Monday, February 18, 2008

$46 dollars and three hours of my life down the drain...

If I had to warn you all away from a Shakespearean production this year, I'd have to settle on the A.R.T.' s Julius Caesar now running down in Harvard Square. Bloated, loaded up with inpenetrable symbolism, rife with robotic acting and glacially paced at a torpid three hours plus, this has to be one of the worst Shakespeare productions I've ever seen, and I've seen a lot of BAD interpretations of the Bard in my time.
I'm not sure what Director Arthur Nauzyciel had in mind, but it looks like he told his Brutus (one Jim True-Frost) to stare at the audience and recite the lines sans emotion or any of the actor's skill behind them.

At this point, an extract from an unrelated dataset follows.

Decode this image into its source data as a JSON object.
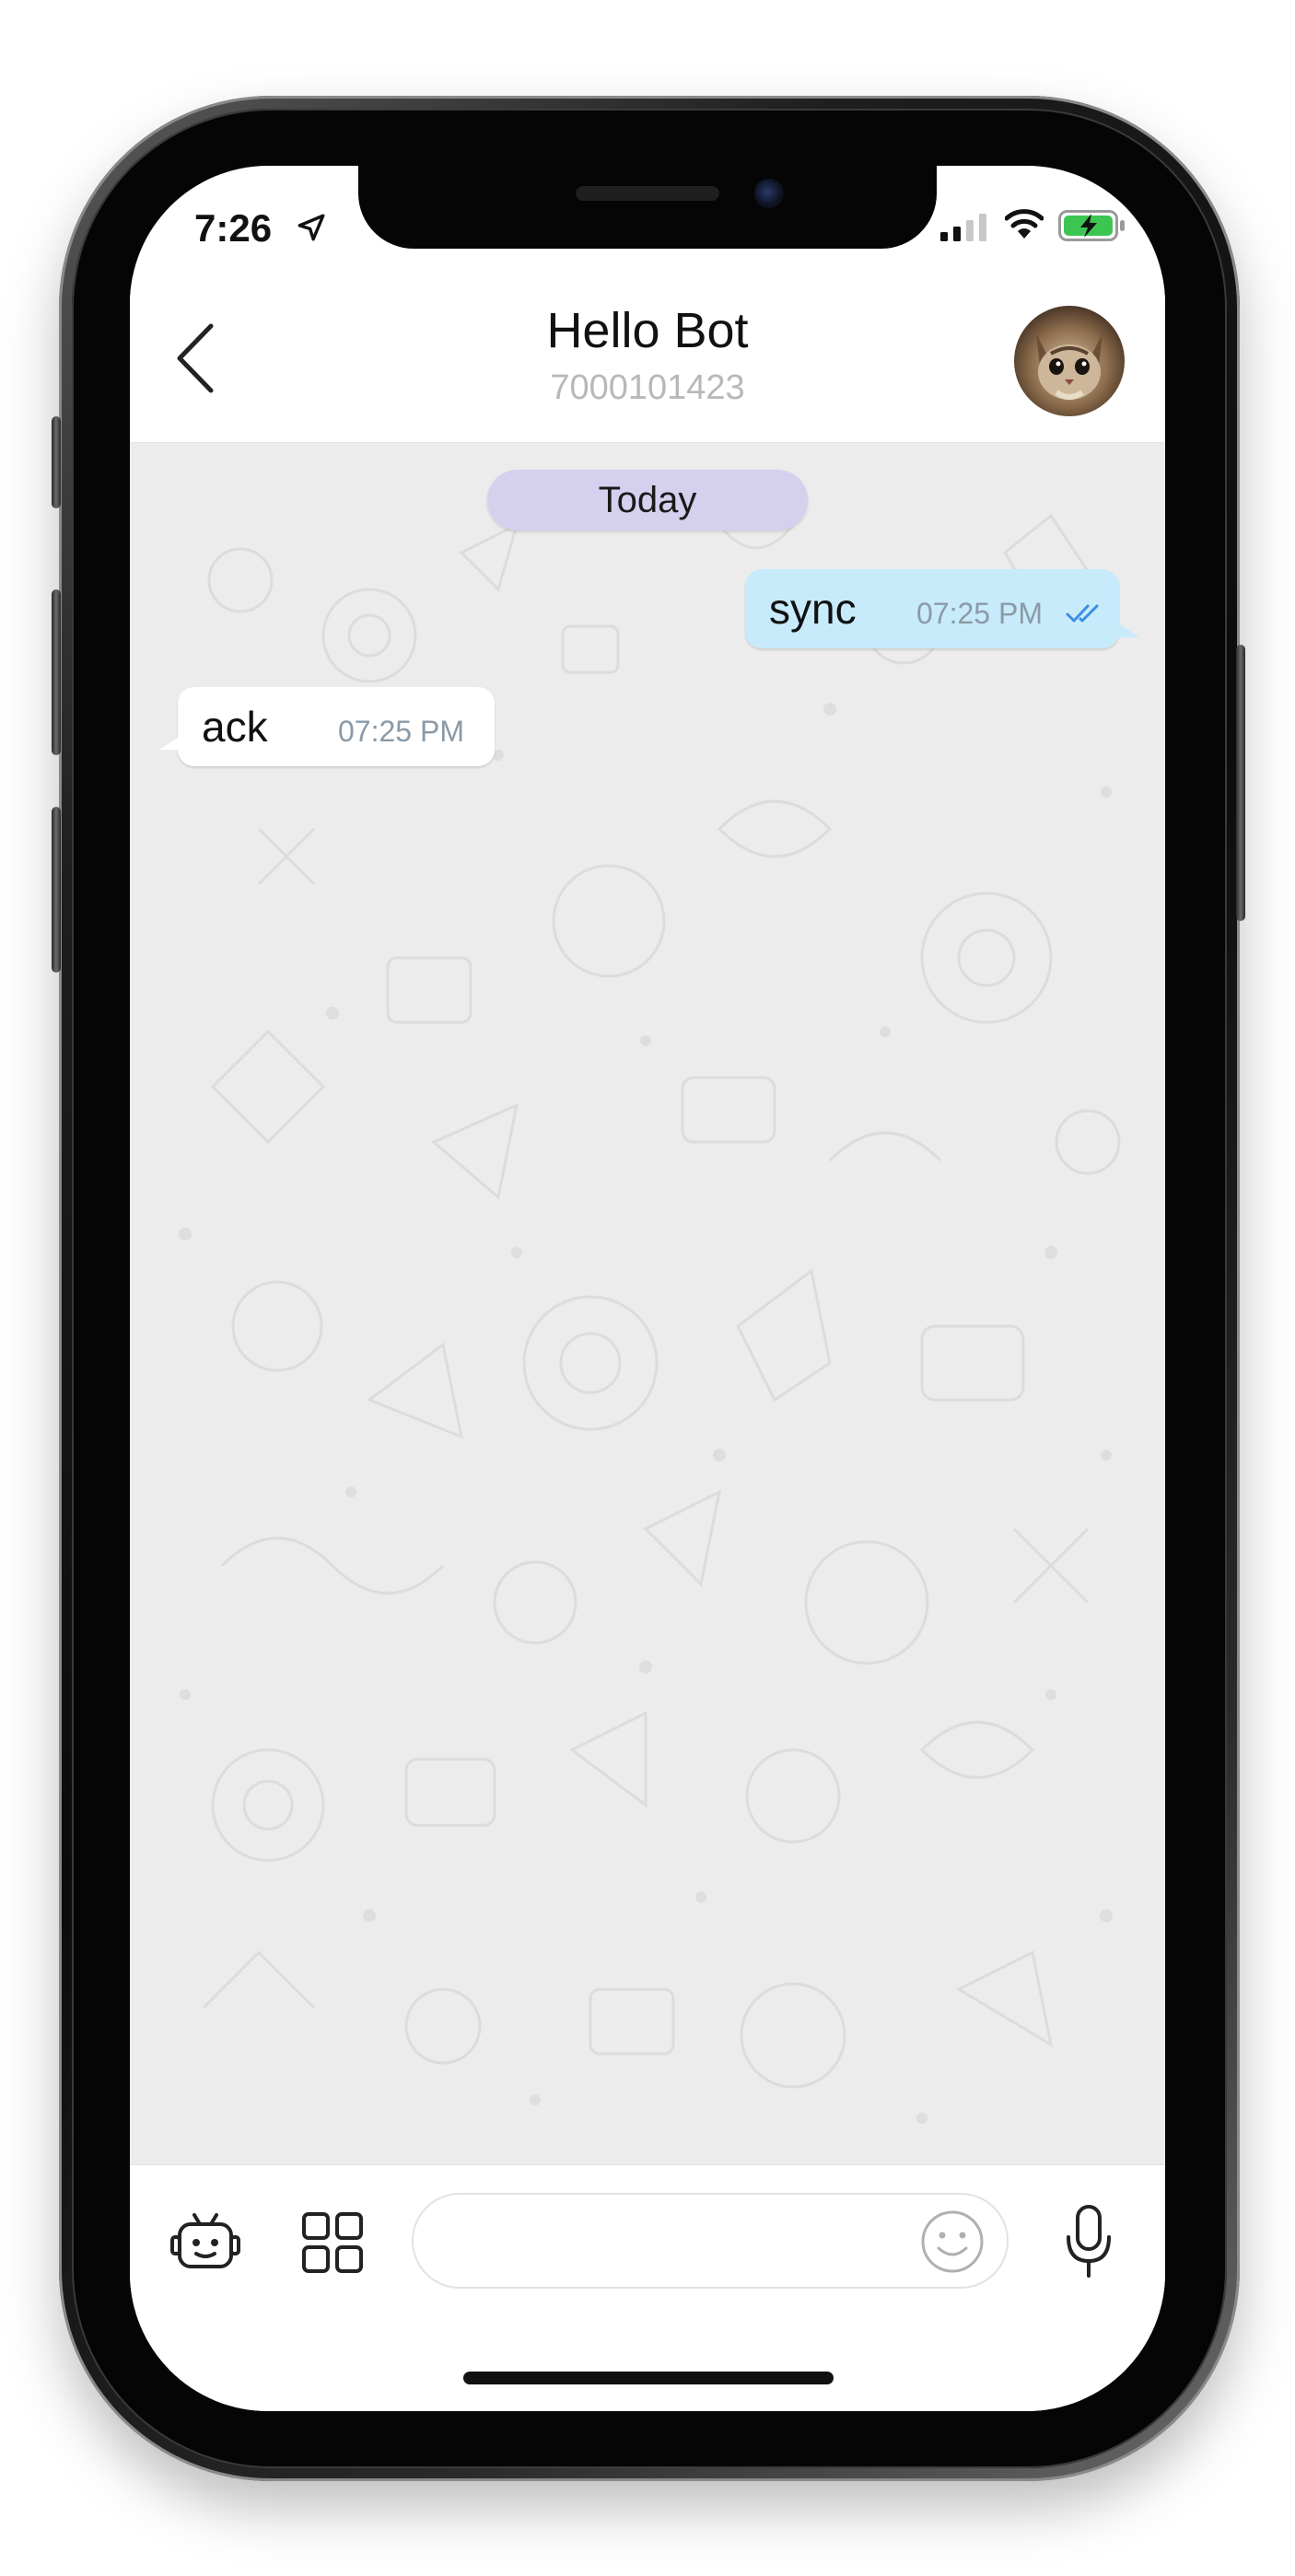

Sara Kathryn Bakker does as well as can be expected in the double role of Portia and Calpurnia but then she apparently ignored the whole "play it way android" meme
Otherwise the whole cast seems to execute on this mechanistic level, reciting, not acting...and they are SLOW reciters at that, what when they are not creeping around on stage like arthritis sufferers or listening rapturously at an inexplicable Jazz Trio complete with chanteuse.
If you are wondering why the play clocks in at three plus hours you can start with the above listed elements and do the math.
Orson Welles electrified Broadway when he dressed Julius Caesar up fascist regalia and got the whole thing down to about ninety minutes with no intermission so the legend goes. The A.R.T. isn't satsfied until it can double that running time no matter how many inappropriate song or dance interludes have to be hammered into Shakespeare's play til the damn thing rings up finally as ART!

2 comments:

Christine G. said...

yikes and a half.
i was thinking of taking my daughter, a 10th grade shakespeare nut, a "rebel shakespeare" student, to go see this.

your review is scaring me off.
and maybe that's a good thing. because ... well... yeah.

Zolok said...

Honestly at three plus hours the ART's Julius Caesar is a hard slog all around. The acting is torpid and uneven, unless your daughter needs a good example of how NOT to execute a Shakespeare play I recommend passing on this one.